Je signale que je n’ai strictement aucun intérêt de prés comme de loin avec MorningStar 🙂 !
Je vais simplement illustrer pas à pas la manière de trouver ou de calculer les éléments qui nous intéressent dans l’évaluation d’une société.
1- Analyse de la profitabilité
1-1 ROE:
Premier ratio de rentabilité, regardons le ROE (Return on Equity) d’Emerson et son évolution au cours des dernières années.
Rappelons que nous souhaitons un ROE de préférence >15 (et nous regarderons les ratios de dettes par la suite, indissociables du ROE).
Le ROE est extrêmement bon pour cette société (sou s réserve de l’analyse de la dette. Cf l’article sur le ROE) et cela depuis de nombreuses années !
1-2 le FCF/Sales
Ce ratio représente la « conversion » d’un dollar de vente en Free Cash Flow, soit le cash restant à l’entreprise après avoir payé les investissements nécessaires pour continuer ses opérations.
Une entreprise capable de générer régulièrement plus de 5% de ses ventes en FCF a un avantage concurrentiel certain.La encore ce ratio est extrêmement bon, et sur plusieurs années.
Emerson est donc une entreprise dont les ratios de profitabilité apparaissent excellents.
2- Endettement
2-1 Le ratio Debt/Equity.
Nous souhaitons que ce ratio soit <1.
Pour Emerson, nous avons:
Ce ratio est donc inférieur à 1 depuis au moins 10 ans. Cela valide également le ratio du ROE.
2-2 Le critère « Interest Coverage Ratio ».
ou sa capacité à payer les intérêt de la dette. Ce ratio est idéalement >3.
Ce ratio n’est pas directement donné par MorningStar, nous allons le calculer à partir des données du Compte de Résultats (Income Statement) pour calculer EBIT/Interest expenses.
Les données brutes sont les suivantes:
Le calcul pour les 12 mois glissants donne: 4380/208 = 21.
Pour les années fiscales 2014, 2013, 2012 le résultat est respectivement de 20.38, 18.39 et 15.51; donc très supérieur à 3 dans tous les cas.
2-3 Le ratio Dette/EBITDA
Nous souhaitons avoir ce ratio le plus faible possible, et de préférence <5. Ce ratio représente le nombre d’année d’EBITDA (de bénéfice pour simplifier à l’extrême) qui seraient nécessaires pour rembourser la totalité de la dette. De manière très conservatrice, je vais prendre la totalité des dettes (on pourrait légitimement ne prendre que les dettes à long terme).

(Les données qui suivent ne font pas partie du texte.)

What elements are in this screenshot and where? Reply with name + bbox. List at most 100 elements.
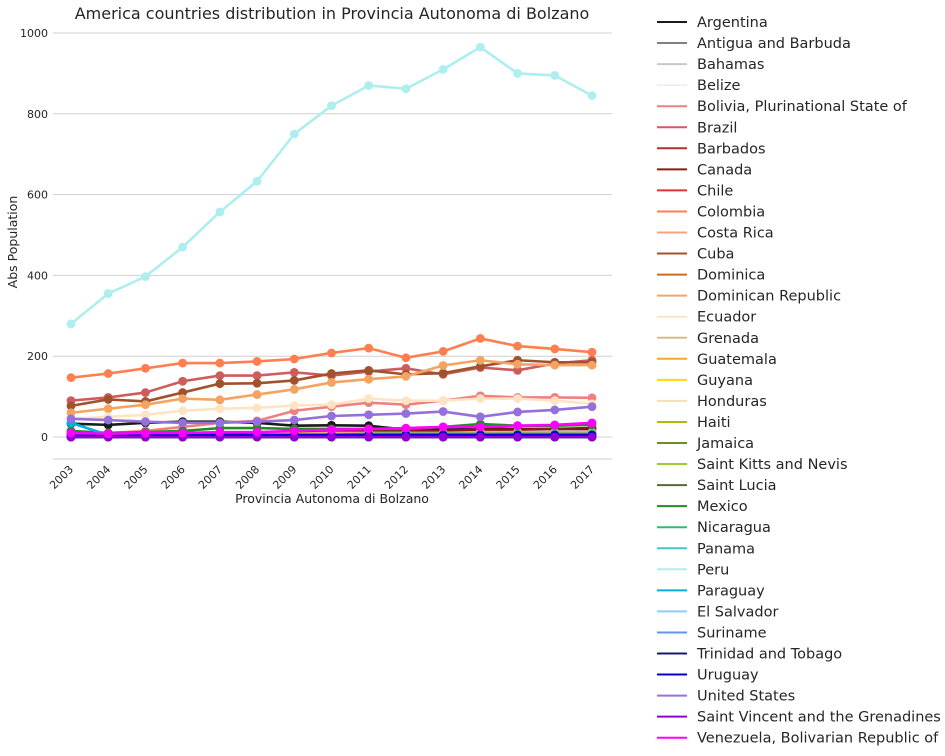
data-point xyxy=(141,410,150,420)
data-point xyxy=(215,418,225,428)
data-point xyxy=(178,406,188,416)
legend-item: Barbados xyxy=(657,141,766,157)
data-point xyxy=(103,429,113,439)
data-point xyxy=(364,81,374,90)
legend-item: Ecuador xyxy=(657,310,756,326)
y-axis-ticks: 0 200 400 600 800 1000 xyxy=(20,27,48,444)
legend: Argentina Antigua and Barbuda Bahamas Beliz… xyxy=(657,15,941,747)
data-point xyxy=(252,427,262,437)
x-tick-label: 2007 xyxy=(196,463,225,492)
legend-item: Guyana xyxy=(657,373,753,389)
legend-label: Ecuador xyxy=(697,310,756,326)
legend-label: Barbados xyxy=(697,141,766,157)
legend-item: Jamaica xyxy=(657,436,754,452)
data-point xyxy=(401,353,411,363)
x-axis-ticks: 2003 2004 2005 2006 2007 2008 2009 2010 2011 2012… xyxy=(47,463,597,492)
data-point xyxy=(513,69,522,78)
data-point xyxy=(327,425,336,435)
data-point xyxy=(513,432,522,442)
legend-label: Nicaragua xyxy=(697,520,771,536)
data-point xyxy=(513,341,522,351)
legend-item: Haiti xyxy=(657,415,731,431)
data-point xyxy=(475,422,485,432)
data-point xyxy=(178,428,188,438)
data-point xyxy=(103,404,113,414)
data-point xyxy=(438,407,448,416)
x-tick-label: 2003 xyxy=(47,463,76,492)
data-point xyxy=(289,432,299,442)
data-point xyxy=(475,432,485,442)
data-point xyxy=(364,394,374,404)
x-tick-label: 2009 xyxy=(270,463,299,492)
legend-item: Guatemala xyxy=(657,352,777,368)
legend-item: Argentina xyxy=(657,15,768,31)
y-tick-label: 200 xyxy=(27,350,48,363)
y-tick-label: 800 xyxy=(27,108,48,121)
data-point xyxy=(103,369,113,378)
data-point xyxy=(327,378,336,387)
data-point xyxy=(550,344,560,354)
y-tick-label: 400 xyxy=(27,269,48,282)
legend-label: Suriname xyxy=(697,625,767,641)
series-united-states xyxy=(66,402,597,428)
legend-label: Venezuela, Bolivarian Republic of xyxy=(697,731,939,747)
legend-label: Saint Lucia xyxy=(697,478,777,494)
data-point xyxy=(550,360,560,370)
legend-label: Mexico xyxy=(697,499,748,515)
y-tick-label: 600 xyxy=(27,189,48,202)
chart-title: America countries distribution in Provin… xyxy=(75,4,590,23)
data-point xyxy=(141,400,150,410)
data-point xyxy=(401,432,411,442)
legend-item: Saint Lucia xyxy=(657,478,777,494)
legend-label: Colombia xyxy=(697,204,765,220)
legend-label: Guatemala xyxy=(697,352,777,368)
x-axis-label: Provincia Autonoma di Bolzano xyxy=(235,491,429,506)
legend-item: Mexico xyxy=(657,499,748,515)
data-point xyxy=(475,355,485,365)
data-point xyxy=(513,407,522,417)
series-ecuador xyxy=(66,394,597,424)
data-point xyxy=(289,415,299,425)
data-point xyxy=(550,432,560,442)
data-point xyxy=(289,376,299,385)
data-point xyxy=(215,379,225,389)
legend-label: Dominica xyxy=(697,268,765,284)
data-point xyxy=(401,423,411,433)
data-point xyxy=(587,418,597,428)
data-point xyxy=(438,368,448,378)
data-point xyxy=(215,358,225,368)
data-point xyxy=(327,101,336,111)
legend-item: Belize xyxy=(657,78,741,94)
data-point xyxy=(587,393,597,403)
legend-label: Trinidad and Tobago xyxy=(696,647,842,663)
legend-item: El Salvador xyxy=(657,604,778,620)
data-point xyxy=(401,396,411,406)
data-point xyxy=(289,354,299,364)
legend-item: Uruguay xyxy=(657,668,759,684)
data-point xyxy=(66,408,76,418)
data-point xyxy=(587,360,597,370)
y-axis-label: Abs Population xyxy=(5,196,20,289)
data-point xyxy=(364,343,374,353)
data-point xyxy=(513,421,522,431)
y-tick-label: 0 xyxy=(41,431,48,444)
data-point xyxy=(178,242,188,252)
x-tick-label: 2017 xyxy=(568,463,597,492)
legend-item: Dominica xyxy=(657,268,765,284)
legend-item: Suriname xyxy=(657,625,767,641)
legend-item: Chile xyxy=(657,183,733,199)
legend-label: Belize xyxy=(697,78,741,94)
y-tick-label: 1000 xyxy=(20,27,48,40)
data-point xyxy=(141,272,150,282)
data-point xyxy=(438,346,448,356)
data-point xyxy=(475,394,485,404)
data-point xyxy=(550,405,560,415)
legend-item: Colombia xyxy=(657,204,765,220)
legend-item: Saint Kitts and Nevis xyxy=(657,457,848,473)
series-colombia xyxy=(66,334,597,383)
data-point xyxy=(215,371,225,380)
data-point xyxy=(289,426,299,436)
data-point xyxy=(401,363,411,373)
legend-label: Argentina xyxy=(697,15,768,31)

Les données d’EBITDA se trouvent calculées par MorningStar au bas du tableau de Compte de Résultat:
Les dettes apparaissent bien entendu dans le Bilan (Balance Sheet).

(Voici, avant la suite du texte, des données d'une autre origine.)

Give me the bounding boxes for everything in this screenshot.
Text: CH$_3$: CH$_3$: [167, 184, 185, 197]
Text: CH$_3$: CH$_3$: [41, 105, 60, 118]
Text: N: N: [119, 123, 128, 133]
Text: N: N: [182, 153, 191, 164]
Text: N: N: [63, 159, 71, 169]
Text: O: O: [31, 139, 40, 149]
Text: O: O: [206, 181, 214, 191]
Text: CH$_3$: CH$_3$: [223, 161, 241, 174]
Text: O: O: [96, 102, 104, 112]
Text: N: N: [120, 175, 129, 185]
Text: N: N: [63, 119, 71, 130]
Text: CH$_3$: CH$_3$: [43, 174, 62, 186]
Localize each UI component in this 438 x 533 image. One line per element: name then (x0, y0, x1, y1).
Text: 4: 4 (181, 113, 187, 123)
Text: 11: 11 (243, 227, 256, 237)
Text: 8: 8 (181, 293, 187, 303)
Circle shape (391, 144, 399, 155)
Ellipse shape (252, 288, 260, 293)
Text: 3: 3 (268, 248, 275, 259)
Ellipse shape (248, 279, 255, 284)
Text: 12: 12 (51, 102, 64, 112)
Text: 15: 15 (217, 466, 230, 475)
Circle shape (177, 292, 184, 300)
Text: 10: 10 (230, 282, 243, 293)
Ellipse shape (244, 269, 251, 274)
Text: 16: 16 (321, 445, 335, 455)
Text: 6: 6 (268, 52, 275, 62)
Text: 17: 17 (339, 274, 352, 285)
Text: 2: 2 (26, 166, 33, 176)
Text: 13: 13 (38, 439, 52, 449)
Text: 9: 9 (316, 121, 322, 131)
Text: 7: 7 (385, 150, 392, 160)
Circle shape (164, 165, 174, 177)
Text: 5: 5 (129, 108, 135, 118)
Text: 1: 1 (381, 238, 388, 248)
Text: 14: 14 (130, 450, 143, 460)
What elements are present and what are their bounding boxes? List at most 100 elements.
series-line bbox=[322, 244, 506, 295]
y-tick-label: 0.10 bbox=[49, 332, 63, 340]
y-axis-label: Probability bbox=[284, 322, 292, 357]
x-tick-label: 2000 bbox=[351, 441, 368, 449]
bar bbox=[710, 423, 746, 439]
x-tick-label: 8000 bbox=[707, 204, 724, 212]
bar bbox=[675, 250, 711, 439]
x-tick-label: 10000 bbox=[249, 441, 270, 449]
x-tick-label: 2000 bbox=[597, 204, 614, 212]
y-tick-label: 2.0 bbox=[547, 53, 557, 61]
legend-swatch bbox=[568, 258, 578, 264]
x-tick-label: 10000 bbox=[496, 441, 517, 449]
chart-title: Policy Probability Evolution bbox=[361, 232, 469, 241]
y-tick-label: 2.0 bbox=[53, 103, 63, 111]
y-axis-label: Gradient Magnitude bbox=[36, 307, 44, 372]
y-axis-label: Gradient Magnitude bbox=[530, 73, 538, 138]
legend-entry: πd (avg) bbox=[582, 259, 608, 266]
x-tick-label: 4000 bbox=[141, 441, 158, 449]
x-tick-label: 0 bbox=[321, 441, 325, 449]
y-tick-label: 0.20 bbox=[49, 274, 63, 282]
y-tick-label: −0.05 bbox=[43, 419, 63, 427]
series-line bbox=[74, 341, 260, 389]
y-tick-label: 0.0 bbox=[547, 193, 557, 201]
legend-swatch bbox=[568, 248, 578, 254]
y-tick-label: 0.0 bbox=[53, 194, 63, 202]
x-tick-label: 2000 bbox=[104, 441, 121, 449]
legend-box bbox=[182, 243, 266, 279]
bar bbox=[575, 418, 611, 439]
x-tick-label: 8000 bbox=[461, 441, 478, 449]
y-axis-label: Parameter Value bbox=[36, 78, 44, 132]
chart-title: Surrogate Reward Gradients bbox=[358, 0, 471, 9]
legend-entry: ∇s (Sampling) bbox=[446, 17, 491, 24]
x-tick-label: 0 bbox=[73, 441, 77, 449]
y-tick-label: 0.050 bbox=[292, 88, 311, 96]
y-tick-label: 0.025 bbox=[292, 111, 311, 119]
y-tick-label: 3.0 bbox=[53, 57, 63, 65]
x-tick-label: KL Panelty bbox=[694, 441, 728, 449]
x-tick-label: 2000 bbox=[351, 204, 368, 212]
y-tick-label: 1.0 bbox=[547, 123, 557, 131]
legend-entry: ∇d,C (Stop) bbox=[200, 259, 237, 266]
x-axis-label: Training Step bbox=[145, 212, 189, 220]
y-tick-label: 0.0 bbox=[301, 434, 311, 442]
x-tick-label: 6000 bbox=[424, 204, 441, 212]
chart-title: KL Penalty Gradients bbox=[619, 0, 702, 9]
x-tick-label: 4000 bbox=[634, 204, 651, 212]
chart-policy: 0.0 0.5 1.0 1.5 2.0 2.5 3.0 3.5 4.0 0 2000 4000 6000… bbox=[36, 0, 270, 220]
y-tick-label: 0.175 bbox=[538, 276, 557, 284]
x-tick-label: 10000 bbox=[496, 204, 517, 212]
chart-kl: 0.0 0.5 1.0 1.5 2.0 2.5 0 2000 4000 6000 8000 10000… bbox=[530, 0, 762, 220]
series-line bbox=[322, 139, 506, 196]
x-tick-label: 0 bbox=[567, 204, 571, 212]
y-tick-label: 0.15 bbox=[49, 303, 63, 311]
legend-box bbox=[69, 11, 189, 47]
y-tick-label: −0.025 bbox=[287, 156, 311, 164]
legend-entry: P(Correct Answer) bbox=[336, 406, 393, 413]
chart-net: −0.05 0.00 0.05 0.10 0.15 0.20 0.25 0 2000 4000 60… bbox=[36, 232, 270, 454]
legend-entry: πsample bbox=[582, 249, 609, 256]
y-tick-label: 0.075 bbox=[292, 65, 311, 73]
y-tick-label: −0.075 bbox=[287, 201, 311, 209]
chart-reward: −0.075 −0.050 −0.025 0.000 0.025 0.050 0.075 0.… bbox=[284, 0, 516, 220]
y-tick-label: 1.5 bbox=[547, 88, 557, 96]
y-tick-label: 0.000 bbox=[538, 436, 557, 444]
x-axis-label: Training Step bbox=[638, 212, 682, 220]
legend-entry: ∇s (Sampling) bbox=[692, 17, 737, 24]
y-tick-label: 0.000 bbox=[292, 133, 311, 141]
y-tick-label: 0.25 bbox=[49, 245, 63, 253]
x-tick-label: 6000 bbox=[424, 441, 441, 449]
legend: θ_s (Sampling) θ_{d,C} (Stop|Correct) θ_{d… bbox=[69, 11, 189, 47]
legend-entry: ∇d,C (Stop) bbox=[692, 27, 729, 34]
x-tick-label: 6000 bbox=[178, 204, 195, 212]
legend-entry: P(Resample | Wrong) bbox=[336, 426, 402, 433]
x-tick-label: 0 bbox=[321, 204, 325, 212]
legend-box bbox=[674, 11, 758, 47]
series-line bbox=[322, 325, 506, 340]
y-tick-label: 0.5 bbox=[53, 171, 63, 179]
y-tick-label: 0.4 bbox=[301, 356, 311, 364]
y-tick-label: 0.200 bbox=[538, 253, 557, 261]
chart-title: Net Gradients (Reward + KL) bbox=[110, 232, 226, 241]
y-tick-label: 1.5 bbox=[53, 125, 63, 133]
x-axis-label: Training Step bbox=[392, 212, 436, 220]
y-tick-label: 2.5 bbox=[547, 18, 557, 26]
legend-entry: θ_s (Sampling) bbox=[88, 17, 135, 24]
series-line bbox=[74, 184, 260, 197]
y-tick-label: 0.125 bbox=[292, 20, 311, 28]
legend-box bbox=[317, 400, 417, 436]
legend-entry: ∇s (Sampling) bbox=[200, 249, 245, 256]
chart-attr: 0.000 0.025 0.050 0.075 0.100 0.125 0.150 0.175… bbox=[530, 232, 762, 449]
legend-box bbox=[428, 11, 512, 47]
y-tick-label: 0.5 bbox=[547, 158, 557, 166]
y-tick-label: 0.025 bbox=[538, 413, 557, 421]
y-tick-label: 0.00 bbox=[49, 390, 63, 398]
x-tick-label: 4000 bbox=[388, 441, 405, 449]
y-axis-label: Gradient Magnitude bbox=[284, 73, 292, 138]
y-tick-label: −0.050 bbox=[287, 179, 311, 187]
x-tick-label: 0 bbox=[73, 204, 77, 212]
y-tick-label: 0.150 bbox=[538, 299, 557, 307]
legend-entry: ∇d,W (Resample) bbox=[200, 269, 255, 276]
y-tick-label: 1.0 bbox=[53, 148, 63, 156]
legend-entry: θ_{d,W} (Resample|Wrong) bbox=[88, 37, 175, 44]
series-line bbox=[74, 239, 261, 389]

Attention pour le Bilan, il n’y a pas de colonne « TTM » (c’est-à-dire la valeur à aujourd’hui) mais seulement les montants pour les années fiscales écoulées.
Nous avons donc pour 2014 un ratio de 14058/4397 soit 3.19. Les chiffres des années précédentes donnent des valeurs dans le même ordre d’idée.
(Edit : ce ratio avait été inversé lors de la publication initiale. Merci à Prune qui a relevé l’erreur!)
L’ensemble des ratios liés à l’endettement dessine une société à l’endettement très bien maîtrisé.
3- Les ratios de Dividendes
Passons maintenant au « plat de résistance » : les dividendes d’Emerson sont-ils intéressants et pérennes?
Levons tout de suite le suspens: Emerson est une Dividend Aristocrat, une société ayant distribué des dividendes croissants depuis plus de 25 ans!
3-1 : Le Dividend Yield (dividende/prix de l’action).
Il est de 3.39% aujourd’hui, donc >3% que nous souhaitons avoir.
(Nous reviendrons sur les indicateurs encadrés en vert et bleu dans la partie « prix ».)
3-2 : Durée de distribution, croissance et ratio de distribution.
Nous pouvons vérifier ces points et calculer nos ratios grâce aux données dans l’onglet Key Ratios. Deux lignes nous intéressent: les dividendes et leur progression d’une part, et le FCF/action d’autre part, puisque nous choisissons de calculer le Payout Ratio sur le FCF et non sur le bénéfice comptable (Earnings).
Dividende régulier, croissant (Dividend Aristocrat oblige!), mais surtout avec un taux de distribution très raisonnable.
Il est aujourd’hui de 1.72/4.12=41,74%. Cela signifie qu’une grande partie du FCF n’est pas distribué en dividende: en cas de « baisse de forme », Emerson pourrait toujours continuer à distribuer du dividende.
A ce stade, les ratios présentent une société profitable, à l’endettement maîtrisé, et avec une politique de dividende favorable. Nous avons couvert la partie « RP » (Rendement Pérenne). Qu’en est-il de la deuxième partie « PR » (Prix Raisonnable) ?
4- Les ratios de Prix
Nous allons regarder les 4 ratios de prix , directement donnés par MorningStar. 3 d’entre eux sont présents dans le tableau ci-dessus, encadrés en Bleu.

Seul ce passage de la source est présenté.